カンボジアの内戦ってのは本当にグダグダですよねえ。
まだ小生らは同時代史で知ってるからわかるが、若い連中は理解できるでしょうか。まあ、小生も今をどれほど知ってるかといわれると心もとない部分もありますが…

こんな物一皮剥いたらもっと分け分かんなくなってるに違いありません。カンボジアについては支那がプレゼンスを増してるという話は聞きますが、政権の成立の経緯を見るとベトナム側の力が落ちてるとも思えません。タイの側は裏でポルポトを支援していたって聞きますし、それ言ったらシアヌークとポルポトの関係って一体何?ってことだし、タイの連中はどう思ってんだろうとか、分からぬことだらけです。

ぜひとも本当の現状について解説いただけたらと思っております。
  1. 2013-03-16 11:31
  2. URL
  3. kazk #79D/WHSg
  4. 編集

No title

カンボジアと聞いて思い出されるのは、カンボジアの総選挙を支援するために派遣された国連ボランティア中田厚仁さんの射殺事件と、同じくPKOで警備に当たった日本人警察官の高田警視の射殺事件です。

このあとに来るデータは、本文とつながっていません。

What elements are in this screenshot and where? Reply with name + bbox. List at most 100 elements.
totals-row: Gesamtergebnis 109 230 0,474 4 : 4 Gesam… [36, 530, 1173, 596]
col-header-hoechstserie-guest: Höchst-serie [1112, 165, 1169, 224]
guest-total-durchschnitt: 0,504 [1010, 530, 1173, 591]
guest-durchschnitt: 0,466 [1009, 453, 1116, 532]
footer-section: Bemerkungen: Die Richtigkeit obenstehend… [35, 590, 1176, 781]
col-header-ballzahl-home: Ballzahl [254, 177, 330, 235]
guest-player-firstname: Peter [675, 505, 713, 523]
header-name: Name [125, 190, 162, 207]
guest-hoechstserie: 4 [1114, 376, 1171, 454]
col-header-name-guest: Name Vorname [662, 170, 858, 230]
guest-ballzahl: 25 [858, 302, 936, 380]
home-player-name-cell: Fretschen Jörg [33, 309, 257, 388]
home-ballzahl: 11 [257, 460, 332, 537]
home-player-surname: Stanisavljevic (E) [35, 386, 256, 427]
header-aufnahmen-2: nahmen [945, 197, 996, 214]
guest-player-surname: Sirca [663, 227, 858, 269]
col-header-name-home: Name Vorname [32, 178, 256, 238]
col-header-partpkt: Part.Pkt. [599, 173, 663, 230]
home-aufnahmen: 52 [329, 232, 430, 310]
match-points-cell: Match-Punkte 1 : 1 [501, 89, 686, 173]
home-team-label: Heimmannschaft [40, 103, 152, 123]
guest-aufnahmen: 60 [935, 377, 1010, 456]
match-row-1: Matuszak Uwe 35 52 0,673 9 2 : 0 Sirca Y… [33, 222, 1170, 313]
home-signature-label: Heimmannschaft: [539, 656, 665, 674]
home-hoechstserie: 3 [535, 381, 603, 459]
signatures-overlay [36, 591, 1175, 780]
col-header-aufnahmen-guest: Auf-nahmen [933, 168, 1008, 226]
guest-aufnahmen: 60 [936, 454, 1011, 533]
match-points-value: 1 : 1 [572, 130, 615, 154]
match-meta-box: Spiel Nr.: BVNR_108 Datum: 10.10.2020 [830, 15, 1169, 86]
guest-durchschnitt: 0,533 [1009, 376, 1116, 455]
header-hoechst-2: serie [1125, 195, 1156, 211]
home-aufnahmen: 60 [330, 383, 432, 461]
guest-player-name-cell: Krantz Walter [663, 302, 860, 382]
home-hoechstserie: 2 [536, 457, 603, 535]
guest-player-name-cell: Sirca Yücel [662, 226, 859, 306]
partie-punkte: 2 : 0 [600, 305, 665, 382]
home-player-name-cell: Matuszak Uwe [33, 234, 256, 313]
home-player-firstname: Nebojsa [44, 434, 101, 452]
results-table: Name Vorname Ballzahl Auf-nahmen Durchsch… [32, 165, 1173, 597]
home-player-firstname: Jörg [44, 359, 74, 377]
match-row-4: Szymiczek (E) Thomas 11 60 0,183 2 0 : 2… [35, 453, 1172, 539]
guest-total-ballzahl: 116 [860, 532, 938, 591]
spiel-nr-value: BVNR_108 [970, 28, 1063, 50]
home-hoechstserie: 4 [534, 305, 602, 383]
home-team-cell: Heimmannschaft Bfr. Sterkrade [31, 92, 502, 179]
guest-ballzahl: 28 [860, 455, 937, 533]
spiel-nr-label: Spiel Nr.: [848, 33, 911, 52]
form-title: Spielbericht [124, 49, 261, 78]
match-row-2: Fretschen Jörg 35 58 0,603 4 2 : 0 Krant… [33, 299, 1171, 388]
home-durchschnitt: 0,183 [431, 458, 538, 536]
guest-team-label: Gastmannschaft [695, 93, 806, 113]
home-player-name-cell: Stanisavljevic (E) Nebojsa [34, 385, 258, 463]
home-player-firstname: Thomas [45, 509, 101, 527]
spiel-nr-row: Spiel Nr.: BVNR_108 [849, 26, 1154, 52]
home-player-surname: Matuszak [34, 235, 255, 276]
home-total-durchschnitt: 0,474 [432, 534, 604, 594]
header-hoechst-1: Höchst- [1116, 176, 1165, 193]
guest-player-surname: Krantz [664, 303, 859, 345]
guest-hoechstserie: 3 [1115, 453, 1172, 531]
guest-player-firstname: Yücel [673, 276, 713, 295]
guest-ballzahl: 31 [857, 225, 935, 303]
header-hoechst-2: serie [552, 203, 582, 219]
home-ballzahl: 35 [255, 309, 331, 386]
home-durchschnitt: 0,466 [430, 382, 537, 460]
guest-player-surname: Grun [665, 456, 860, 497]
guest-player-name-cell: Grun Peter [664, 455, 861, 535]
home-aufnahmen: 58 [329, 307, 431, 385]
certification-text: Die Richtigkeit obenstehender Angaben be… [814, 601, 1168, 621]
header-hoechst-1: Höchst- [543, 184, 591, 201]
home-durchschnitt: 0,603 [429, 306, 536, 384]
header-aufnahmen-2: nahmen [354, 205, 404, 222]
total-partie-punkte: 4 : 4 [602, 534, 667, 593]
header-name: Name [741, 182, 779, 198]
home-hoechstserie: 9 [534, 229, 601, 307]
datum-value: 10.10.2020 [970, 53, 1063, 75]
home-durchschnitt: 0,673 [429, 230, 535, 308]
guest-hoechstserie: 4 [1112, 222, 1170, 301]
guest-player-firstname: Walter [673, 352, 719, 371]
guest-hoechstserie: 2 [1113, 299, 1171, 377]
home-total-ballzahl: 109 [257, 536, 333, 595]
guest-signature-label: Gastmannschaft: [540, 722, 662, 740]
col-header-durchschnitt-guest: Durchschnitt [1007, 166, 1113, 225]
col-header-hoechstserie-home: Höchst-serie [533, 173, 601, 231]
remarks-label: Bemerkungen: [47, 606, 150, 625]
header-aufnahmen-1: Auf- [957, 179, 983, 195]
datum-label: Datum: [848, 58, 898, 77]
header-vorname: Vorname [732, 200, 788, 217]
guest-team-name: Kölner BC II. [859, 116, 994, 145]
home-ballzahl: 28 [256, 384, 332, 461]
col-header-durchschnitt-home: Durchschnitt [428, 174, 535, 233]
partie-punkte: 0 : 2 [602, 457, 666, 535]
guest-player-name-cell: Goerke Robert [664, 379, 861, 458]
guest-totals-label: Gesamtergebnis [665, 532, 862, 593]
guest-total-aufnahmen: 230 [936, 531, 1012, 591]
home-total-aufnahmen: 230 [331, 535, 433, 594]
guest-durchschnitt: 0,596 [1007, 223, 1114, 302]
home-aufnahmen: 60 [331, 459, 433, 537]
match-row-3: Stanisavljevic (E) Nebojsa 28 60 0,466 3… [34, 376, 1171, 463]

ポルポトの知識人皆殺し作戦は、蒋介石の台湾知識人皆殺し事件と重なります。量的にはポルポトの虐殺はナチの虐殺に迫りますが、ポルポトも蒋介石も時代をリセットしようとした政策は同じでしょう。

こんな下らない連中のために日本人が意味なく殺される環境には、本来日本は係わる必要はなかったと思います。日本人の目が必要と言うなら、朝日、中日、毎日、日経の記者さんを特派し、1年生活させて真実を見てくれば良かったと思います。
  1. 2013-03-16 14:51
  2. URL
  3. 相模 #79D/WHSg
  4. 編集

No title

To kazkさん
>カンボジアの内戦ってのは本当にグダグダですよねえ。
>まだ小生らは同時代史で知ってるからわかるが、若い連中は理解できるでしょうか。まあ、小生も今をどれほど知ってるかといわれると心もとない部分もありますが…
>
>こんな物一皮剥いたらもっと分け分かんなくなってるに違いありません。カンボジアについては支那がプレゼンスを増してるという話は聞きますが、政権の成立の経緯を見るとベトナム側の力が落ちてるとも思えません。タイの側は裏でポルポトを支援していたって聞きますし、それ言ったらシアヌークとポルポトの関係って一体何?ってことだし、タイの連中はどう思ってんだろうとか、分からぬことだらけです。
>
>ぜひとも本当の現状について解説いただけたらと思っております。


カンボジアの国内事情は本当に分かりにくい。
正直言って私も良く分からない事ばかりです。
カンボジアの悲劇のスタートはシハヌーク国王が王制社会主義(??)なる奇想天外な考え方を持ったことでしょう。
そして自分の子どもを何人か殺されても、それでもポルポトを支持した。

ポルポトはカンボジア王室の親戚関係になります。
ポルポトの妻、イエンサリの妻、この二人は姉妹ですが、カンボジア王室と矢張りつながっています。
これも悲劇の重要な側面です。
そしてもう一つ、イエン・サリの妻イエン・シリトは非常に頭が良かった、その為アメリカ等との交渉事等もうまくやっていたようです。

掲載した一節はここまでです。